Each time a peer completes a job, their active listing in pending is removed, and the peer is pushed to unemployed. When peers are pushed to unemployed, a listener calls download-manager._assignWork(). It iterates over each unemployed peer and assigns them work. Assignments come from unclaimed work, as we want peers to all be working on different jobs. But near the end of a download, we often don't have any unclaimed work to give to a peer. In this case, we assign peers work from pending. This means that many peers are downloading the same piece of the file, and helps ensure that no single, slow peer will throttle our download speed.

peer.js represents an active connection with a peer. download-manager initiates this connection in download-manager.addPeers(peers), by calling the peer constructor. The constructor initiates a TCP connection with the peer, then attempts to complete a BitTorrent handshake. From that point, each time the peer sends us data, peer._readAndProcessMessages is called. The function first expects the peer to send a bitfield, a structure that represents the indices of file pieces the peer can provide us. After that, the function handles a few types of messages:

  • UNCHOKE: The peer has unchoked us and we can start requesting data
  • CHOKE: The peer has choked us and we should not send more requests
  • HAVE: The peer is telling us they have some piece of the file, so we update the peer's bitfield to reflect this.
  • PIECE: The peer has sent us a part of a file piece. Pieces are downloaded in ~16KB chunks and collected in a buffer until the entire piece has been downloaded. Once this happens, peer._finalizeDownload() is called and download-manager will be prompted to add the peer back to unemployed.

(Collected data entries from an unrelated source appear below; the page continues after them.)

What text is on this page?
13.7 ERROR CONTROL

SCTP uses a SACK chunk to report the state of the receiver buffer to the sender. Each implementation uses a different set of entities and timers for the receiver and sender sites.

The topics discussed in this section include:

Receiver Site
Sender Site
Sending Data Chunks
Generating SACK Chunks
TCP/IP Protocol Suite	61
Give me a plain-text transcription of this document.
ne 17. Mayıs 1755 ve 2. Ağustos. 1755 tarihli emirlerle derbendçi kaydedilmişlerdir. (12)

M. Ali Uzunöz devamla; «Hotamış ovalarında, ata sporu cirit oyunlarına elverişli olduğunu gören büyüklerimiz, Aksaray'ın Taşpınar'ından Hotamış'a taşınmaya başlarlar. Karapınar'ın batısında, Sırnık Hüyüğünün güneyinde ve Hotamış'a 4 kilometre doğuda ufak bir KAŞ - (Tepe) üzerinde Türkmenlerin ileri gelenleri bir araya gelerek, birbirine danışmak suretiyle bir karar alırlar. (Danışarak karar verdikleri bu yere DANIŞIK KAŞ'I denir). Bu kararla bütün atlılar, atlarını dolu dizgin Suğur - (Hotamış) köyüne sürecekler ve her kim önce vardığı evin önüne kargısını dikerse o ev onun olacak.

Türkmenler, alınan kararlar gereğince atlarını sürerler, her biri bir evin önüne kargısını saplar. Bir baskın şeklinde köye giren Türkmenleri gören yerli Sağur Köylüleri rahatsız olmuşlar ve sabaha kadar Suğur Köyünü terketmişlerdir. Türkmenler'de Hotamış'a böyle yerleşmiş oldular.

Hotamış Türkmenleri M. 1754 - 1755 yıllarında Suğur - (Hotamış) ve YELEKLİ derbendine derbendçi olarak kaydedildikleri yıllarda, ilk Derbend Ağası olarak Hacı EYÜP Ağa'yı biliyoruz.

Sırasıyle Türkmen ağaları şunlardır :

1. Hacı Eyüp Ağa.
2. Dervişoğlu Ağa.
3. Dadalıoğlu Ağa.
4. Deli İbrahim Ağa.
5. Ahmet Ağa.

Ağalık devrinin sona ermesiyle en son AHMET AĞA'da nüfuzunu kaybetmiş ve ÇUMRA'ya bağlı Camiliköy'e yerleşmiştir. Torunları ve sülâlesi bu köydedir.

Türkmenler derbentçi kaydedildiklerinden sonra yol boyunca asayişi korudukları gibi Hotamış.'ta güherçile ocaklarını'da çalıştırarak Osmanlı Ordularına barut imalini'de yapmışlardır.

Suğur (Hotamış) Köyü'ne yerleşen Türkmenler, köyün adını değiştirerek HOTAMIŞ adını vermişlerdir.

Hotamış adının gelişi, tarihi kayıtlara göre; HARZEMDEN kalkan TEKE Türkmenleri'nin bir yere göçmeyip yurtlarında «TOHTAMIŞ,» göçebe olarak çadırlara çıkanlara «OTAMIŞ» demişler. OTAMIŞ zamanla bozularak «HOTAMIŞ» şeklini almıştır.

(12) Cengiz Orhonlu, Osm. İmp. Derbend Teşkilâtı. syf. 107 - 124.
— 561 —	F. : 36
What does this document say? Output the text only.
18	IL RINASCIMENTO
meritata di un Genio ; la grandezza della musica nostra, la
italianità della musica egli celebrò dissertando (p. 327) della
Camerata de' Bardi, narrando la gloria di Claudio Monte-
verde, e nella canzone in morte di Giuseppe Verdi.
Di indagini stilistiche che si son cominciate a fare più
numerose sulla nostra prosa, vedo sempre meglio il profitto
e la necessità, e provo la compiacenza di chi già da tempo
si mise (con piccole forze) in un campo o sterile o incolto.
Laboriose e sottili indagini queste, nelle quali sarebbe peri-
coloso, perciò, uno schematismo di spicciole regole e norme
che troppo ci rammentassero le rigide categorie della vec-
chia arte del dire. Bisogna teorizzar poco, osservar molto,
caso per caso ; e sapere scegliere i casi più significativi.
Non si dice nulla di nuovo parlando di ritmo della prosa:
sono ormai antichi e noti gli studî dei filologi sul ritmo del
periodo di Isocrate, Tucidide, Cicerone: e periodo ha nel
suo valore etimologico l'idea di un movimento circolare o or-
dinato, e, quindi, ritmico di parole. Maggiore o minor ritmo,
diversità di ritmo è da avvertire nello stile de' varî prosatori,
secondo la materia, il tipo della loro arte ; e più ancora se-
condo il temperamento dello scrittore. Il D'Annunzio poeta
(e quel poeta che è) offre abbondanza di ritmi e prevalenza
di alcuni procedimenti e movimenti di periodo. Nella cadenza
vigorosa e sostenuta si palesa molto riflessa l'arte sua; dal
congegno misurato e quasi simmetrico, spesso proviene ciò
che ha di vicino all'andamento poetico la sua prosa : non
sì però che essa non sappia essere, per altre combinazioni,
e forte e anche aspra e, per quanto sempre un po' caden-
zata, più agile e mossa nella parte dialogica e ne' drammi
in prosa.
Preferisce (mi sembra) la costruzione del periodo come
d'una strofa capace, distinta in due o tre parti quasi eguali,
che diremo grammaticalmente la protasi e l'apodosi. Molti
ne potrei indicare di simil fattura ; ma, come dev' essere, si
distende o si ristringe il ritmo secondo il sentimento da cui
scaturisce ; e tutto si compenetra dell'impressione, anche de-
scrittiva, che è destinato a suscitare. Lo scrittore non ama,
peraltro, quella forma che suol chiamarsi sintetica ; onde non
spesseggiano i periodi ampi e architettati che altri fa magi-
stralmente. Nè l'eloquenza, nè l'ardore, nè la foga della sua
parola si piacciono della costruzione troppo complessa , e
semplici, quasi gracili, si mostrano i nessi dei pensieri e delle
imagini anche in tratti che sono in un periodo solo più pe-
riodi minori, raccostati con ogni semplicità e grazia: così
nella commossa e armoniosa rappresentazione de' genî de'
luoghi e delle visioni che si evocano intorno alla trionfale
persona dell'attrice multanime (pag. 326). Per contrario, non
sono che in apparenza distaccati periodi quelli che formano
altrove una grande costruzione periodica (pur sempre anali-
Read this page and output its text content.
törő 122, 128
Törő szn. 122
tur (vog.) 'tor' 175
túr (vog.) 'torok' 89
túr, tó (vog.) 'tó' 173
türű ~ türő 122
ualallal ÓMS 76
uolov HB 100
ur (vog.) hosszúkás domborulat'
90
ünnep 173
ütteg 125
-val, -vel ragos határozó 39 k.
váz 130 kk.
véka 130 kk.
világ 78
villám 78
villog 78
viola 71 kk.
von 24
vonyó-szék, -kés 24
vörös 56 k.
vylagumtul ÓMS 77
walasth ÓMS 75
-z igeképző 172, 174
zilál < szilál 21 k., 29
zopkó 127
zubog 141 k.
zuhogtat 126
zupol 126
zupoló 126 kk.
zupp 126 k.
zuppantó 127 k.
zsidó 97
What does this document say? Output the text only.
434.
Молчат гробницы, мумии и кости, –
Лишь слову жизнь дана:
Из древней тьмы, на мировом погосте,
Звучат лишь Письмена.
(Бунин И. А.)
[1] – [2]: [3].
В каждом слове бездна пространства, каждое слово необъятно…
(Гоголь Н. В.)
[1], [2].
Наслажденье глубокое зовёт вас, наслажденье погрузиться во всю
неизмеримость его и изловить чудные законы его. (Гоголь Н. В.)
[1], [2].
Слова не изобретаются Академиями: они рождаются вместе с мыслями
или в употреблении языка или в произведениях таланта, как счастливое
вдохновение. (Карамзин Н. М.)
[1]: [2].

As pieces of the file are downloaded, they are validated in download-manager by checking the hash of the downloaded piece against the piece hash specified in the original torrent file. If the hashes are a match, the downloaded piece is sent to piece-collector.js, which holds all of the downloaded pieces in memory until it has received a piece for each index of the file. At this point, it emits 'collection complete', signalling the download-manager to disconnect from all peers. Finally, it writes all the pieces to file in piece-collector.write().